Just before Tender Is the Night was published in 1934, Scott Fitzgerald mused to his friend Gerald Murphy, who served as one of the models for Dick Diver: "It has magic. It has magic." It was indeed a seductive book, and a nimbus of equally powerful magic surrounded its author. Though Scott squandered his talent and Zelda went mad, legend still holds firmly that they were enchanted people somehow removed from the dailiness of life.

It may be that the legend springs less from the frantic Fitzgeralds than from Gerald and Sara Murphy, the subjects of this immaculate essay. The first hundred pages of Tender Is the Night evoke a world nearly as lyrical as Keats' vision of embalmed darkness and sunburnt mirth, and it was a world palpably created by the Murphys. For nearly a decade, artists of all sorts enjoyed a respite from their messy lives in the company of Gerald and Sara. Picasso, Stravinsky, Hemingway, Cole Porter—all were drawn to the couple before the Fitzgeralds arrived in France.

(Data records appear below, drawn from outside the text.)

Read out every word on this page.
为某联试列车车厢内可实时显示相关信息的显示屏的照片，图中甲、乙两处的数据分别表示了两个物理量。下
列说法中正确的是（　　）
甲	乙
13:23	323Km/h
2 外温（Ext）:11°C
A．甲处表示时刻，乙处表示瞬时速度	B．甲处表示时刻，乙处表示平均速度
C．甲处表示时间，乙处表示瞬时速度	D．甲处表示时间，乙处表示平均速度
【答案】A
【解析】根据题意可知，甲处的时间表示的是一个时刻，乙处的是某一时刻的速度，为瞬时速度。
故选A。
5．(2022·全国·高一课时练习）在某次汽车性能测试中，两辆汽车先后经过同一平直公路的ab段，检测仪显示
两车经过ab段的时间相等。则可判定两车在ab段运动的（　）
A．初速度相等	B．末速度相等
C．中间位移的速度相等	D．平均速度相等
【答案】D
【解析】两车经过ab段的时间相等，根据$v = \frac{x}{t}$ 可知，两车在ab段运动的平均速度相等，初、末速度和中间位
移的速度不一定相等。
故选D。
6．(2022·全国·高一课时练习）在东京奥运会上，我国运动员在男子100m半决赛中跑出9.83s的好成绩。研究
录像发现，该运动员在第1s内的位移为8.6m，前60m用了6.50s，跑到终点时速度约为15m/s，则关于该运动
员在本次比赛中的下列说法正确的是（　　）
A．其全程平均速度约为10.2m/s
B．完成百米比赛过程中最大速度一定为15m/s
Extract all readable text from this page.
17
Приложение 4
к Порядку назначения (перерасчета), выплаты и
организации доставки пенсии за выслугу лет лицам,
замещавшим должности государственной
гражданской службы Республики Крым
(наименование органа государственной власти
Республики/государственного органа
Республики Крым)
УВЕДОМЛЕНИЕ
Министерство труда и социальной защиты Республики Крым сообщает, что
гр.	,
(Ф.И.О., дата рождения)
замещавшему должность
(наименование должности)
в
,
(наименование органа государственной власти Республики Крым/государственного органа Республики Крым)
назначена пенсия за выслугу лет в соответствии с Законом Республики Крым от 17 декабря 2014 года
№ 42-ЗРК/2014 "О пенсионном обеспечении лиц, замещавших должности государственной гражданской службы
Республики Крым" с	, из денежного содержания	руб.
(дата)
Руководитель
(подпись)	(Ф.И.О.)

Both Murphys were from wealthy American merchant families: her father sold ink, his owned the luxury leather store Mark Cross. Neither was quite happy in the usual mold of puritanical work and social aggrandizement. Falling in love was a mutual recognition of aim. "I feel as if we had registered at the office of Civilization a claim to a place in the world and that it had been granted," Gerald wrote his fiancee.

The claim was located in Antibes. The Murphys arrived in France with three toddling children in 1921. Cole Porter introduced them to the Côte d'Azur, then unheard of as a summer resort. Delighted with it, the Murphys purchased a house they named Villa America and cleared a stretch of beach called La Garoupe. Gerald painted huge, careful canvases that are fascinating precursors of Pop art. But both the Murphys were more interested in a life of quality and beauty than in art. "The Divers' day," as Fitzgerald translated it in Tender Is the Night, "was spaced like the day of older civilizations to yield the utmost from the materials at hand and give all the transitions their full value."

Sara's flowers and her food were exquisite distillations of the seasonal crops. Gerald's daily attire, bought at a seamen's supply store, became the resort uniform: white duck trousers, striped jersey, the sailor's work cap that Scott called a jockey cap in the novel. What set the Murphys apart was a special, large-minded devotion to each other and to their friends. Dos Passos called the marriage "unshakable—everyone was at his best around the Murphys." Though she was notably candid with them, Sara in particular doted on her friends: "It wasn't parties that made it such a gay time," she said. "There was such affection between everybody. You loved your friends and you wanted to see them every day."